For me, I’m going to take 101 km of running, which I happened to have done in the past week of getting my Garmin. I ain’t old yet, folks lol! The 101 km of running included a nice mix of elevation gains and losses, some longish runs and some short runs, some easy days and multiple speed workouts, among a range of body weights for me cause you lose some weight running 101 km a week, you know! It’s a decent sample of my running, the 101 km, not the typical week, but I don’t think rest comes into the caloric calculations much. It probably shows up in the heart rate, but I have a wide range of those in this sample, too, so I think it’s a good sample despite the peak mileage week. Pick your own sample you think might be representative for your exercising.
.

Sum of Calories (C) = 4773 Calories

Distance (D) = 100.7 km (metric Dm) or 62.59 miles (imperial Di)

Distance ran to use up 100 Calories = D / C *100
.

For me, the metric running distance to run off 100 Calories is
2.11 km per 100 Calories 
(or 0.0211 km per Calorie for other math)
.

While my imperial running distance to run off 100 Calories is
1.31 miles per 100 Calories
(or 0.0131 miles per Calorie for other math)

 

How much to run off other excess food?

With the distance per 100 Calories, or distance per Calorie that is probably simpler for math, though not as nice sounding, I just multiply the # Calories in whatever I’m consuming by distance per Calorie and I know what I have to run!

 

Calculating for other exercises

If you were using other forms of exercise, instead of Distance (though it may also be distance), substitute D with X, where X is whatever your exercise description is. Your answer, then, would be in units of X. So if X were lifts of 50 kg, you would get an answer of how many lifts of 50 kg you’d have to do to exercise off 100 Calories. Or do it per Calorie by dividing your number by 100.

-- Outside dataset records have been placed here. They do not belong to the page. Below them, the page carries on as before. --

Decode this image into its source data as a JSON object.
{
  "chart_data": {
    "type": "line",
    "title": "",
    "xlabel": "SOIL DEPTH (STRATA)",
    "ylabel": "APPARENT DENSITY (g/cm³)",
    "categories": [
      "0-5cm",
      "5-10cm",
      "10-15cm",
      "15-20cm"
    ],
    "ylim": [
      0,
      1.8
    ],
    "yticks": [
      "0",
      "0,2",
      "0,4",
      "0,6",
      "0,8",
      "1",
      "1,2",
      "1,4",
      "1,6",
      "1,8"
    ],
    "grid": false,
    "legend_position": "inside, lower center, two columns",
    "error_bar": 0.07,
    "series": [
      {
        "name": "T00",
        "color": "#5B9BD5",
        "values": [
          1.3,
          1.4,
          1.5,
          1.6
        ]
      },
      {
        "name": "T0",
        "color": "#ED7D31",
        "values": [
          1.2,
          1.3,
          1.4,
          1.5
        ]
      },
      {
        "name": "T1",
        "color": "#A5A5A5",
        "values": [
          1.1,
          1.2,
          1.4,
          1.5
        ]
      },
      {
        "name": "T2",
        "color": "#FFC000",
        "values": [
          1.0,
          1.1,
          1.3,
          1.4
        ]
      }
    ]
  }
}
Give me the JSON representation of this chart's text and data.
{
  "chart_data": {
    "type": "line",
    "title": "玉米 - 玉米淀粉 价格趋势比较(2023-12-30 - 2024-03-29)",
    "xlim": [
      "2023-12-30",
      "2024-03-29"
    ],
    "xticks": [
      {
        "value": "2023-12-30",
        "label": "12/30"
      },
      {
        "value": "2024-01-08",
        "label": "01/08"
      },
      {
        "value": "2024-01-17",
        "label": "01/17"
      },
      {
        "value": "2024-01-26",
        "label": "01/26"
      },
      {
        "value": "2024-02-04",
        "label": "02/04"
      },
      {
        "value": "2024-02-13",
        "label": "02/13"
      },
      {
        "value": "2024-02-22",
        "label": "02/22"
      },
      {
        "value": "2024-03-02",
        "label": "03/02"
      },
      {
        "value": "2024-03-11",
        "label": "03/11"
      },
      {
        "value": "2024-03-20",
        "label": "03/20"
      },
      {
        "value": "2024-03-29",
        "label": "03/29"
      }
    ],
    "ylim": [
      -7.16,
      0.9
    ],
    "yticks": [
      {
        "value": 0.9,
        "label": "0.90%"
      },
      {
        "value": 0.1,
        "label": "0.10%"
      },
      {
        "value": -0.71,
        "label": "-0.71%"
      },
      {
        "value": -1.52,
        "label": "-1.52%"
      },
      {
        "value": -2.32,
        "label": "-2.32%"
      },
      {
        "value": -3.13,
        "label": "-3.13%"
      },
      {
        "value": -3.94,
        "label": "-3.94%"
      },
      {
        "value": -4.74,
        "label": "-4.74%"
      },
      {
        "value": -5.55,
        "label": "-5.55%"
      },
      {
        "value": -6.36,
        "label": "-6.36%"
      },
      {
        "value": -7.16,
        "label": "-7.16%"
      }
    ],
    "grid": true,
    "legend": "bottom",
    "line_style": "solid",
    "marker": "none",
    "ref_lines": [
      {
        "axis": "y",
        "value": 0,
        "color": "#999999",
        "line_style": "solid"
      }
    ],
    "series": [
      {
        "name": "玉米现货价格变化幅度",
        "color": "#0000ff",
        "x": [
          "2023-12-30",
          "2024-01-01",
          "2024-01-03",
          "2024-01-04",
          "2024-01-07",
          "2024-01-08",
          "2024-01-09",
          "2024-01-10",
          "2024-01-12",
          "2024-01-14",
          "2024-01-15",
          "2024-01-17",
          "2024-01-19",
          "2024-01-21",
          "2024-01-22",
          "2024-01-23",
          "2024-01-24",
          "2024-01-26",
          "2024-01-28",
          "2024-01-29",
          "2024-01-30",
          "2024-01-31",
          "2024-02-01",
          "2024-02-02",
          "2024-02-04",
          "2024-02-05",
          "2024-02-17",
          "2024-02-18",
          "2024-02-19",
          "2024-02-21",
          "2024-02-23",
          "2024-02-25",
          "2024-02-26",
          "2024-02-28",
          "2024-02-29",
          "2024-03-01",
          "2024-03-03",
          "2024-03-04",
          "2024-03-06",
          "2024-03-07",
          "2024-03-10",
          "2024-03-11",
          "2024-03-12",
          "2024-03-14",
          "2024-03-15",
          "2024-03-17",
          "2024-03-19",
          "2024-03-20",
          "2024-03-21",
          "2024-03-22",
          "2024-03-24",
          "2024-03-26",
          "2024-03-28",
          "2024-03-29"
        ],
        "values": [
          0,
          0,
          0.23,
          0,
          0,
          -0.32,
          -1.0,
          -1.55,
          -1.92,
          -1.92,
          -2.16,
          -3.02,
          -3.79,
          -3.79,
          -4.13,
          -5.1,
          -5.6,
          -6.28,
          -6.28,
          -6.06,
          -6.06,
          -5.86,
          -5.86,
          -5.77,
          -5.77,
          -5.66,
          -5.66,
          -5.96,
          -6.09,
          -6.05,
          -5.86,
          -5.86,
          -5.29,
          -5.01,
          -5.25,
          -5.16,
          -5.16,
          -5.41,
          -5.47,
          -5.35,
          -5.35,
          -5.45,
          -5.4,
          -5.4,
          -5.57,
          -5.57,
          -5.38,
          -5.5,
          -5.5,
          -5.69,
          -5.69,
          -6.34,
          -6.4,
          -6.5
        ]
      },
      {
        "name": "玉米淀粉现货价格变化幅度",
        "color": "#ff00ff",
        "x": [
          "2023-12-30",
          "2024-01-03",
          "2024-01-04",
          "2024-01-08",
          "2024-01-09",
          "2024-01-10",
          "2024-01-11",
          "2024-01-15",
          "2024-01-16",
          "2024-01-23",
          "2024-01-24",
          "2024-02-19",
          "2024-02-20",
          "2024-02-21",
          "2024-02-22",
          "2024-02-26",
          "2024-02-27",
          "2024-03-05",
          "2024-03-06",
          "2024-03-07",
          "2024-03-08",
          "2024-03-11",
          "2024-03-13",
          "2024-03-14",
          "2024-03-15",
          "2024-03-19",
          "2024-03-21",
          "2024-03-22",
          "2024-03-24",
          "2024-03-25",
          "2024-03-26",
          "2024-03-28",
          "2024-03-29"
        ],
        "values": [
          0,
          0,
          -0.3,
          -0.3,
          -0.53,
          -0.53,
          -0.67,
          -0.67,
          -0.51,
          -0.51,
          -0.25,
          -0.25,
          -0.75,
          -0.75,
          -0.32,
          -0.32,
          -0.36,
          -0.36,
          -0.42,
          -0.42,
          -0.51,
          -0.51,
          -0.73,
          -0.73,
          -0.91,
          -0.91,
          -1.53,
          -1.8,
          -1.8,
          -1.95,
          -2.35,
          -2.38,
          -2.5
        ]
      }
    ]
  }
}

Then, when you find out the caloric intake of some excess food you’ll justify by exercising it off, you just multiply your number per Calorie by the # of Calories. Simple, no?

 

About working off that McDonald’s (extra for me)

When I get McDonald’s, it’s usually either one of two things: the McDouble Meal that’s probably the best bang for your buck, or the Big Mac Meal when they have coupons. In Canadian dollar prices, they yield different # Calories per $ so I’ll have to do two calculations here, one for each meal type I consume to know what I need to do in the next day or two in order to exercise it off!

McDouble Meal

910 Calories so 910 Cal * 1.31 miles / 100 Cal = 11.93 miles

OUCH!

At $6.66, that is 1.791 miles per $ spent!

NOT 1 mile per $ spent as I had been joking! For my info, that’d be 2.882 km per $ spent!

That’s going to take a LOT of inflation before it becomes 1 mile per $ spent… probably a lot of inflation on my part if I had only ran the mileage needed to work off my McDouble meals, rather than all the other mileage from my regular training!!!

 

Big Mac Meal

1110 Calories so 1110 Cal * 1.31 miles / 100 Cal = 14.55 miles

That still hurts even though I had just seen the significantly smaller value for the McDouble Meal!

At $7.23 with coupons, that is 2.013 miles per $ spent!

That’s double my joke about running a mile per $ spent at McDonald’s to work off the fast food! That’s almost an average marathon training long run to work off a Big Mac meal! Well, that’ll make me think twice about getting one of those mid-week!